A lista de obras e projetos que entraram no PAC após o agravamento da crise inclui duas novas concessões de rodovias (a BR-101, no Espírito Santo e na Bahia, e a BR-470, em Santa Catarina), duas novas usinas hidrelétricas (Davinópolis e Garibaldi, que somam 257 megawatts), ampliações de portos e expansão do programa de recuperação de estradas federais. "Queremos romper com a prática do tapa-buraco", disse Dilma, anunciando um passo mais ousado. A malha rodoviária terá mais 29,8 mil quilômetros de contratos do tipo Crema (com duração de cinco anos) ou PIR-IV (três anos), que são pagos mediante a manutenção do bom estado das estradas – modelo semelhante ao adotado recentemente para os portos.

Durante a coletiva de balanço do PAC, a ministra foi questionada por uma repórter italiana sobre a crise diplomática gerada pela concessão de asilo político ao militante de extrema-esquerda Cesare Battisti.
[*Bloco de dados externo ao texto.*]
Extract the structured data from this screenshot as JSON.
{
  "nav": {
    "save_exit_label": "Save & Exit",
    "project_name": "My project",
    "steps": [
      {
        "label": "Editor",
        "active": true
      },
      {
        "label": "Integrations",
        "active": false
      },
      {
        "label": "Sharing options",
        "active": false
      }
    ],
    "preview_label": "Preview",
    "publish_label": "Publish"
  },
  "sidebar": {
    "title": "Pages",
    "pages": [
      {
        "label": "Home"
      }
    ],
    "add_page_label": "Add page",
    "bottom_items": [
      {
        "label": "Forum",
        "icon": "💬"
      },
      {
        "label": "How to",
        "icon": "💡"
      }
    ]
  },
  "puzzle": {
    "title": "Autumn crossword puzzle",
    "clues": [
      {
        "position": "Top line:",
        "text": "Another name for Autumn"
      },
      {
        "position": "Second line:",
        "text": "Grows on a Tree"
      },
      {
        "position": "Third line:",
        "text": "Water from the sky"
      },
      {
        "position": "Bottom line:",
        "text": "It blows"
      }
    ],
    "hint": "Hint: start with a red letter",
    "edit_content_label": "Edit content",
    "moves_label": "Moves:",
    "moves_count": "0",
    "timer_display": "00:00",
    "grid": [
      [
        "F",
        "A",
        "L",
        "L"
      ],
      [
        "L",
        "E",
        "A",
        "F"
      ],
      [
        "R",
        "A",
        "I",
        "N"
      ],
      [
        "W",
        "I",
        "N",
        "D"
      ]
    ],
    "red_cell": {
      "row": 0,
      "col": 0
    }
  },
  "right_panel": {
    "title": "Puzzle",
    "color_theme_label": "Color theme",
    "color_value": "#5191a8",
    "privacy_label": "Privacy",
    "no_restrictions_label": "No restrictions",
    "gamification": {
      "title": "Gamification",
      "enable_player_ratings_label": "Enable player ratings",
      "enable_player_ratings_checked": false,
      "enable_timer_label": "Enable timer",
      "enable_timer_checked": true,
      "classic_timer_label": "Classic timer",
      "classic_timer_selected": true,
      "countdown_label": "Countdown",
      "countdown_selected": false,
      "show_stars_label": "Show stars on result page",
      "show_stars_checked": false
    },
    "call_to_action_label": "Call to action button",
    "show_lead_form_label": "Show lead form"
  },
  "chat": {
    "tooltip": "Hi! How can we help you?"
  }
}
Em um primeiro momento, afirmou que não responderia, já que a entrevista dizia respeito ao programa de investimentos. Depois, em uma decisão própria, resolveu responder a pergunta, afirmando que a decisão do Executivo envolvia uma "questão de soberania nacional", mas espera que ela não prejudique o "bom relacionamento histórico entre os dois países".

Na pesquisa CNT-Sensus, divulgada na terça, Dilma passou pela primeira vez a casa dos 10% das intenções de voto para a sucessão presidencial. Chegou a 13,4% na preferência do eleitorado, para substituir o presidente Lula. Ela continua atrás dos governadores de São Paulo, José Serra, e de Minas, Aécio Neves.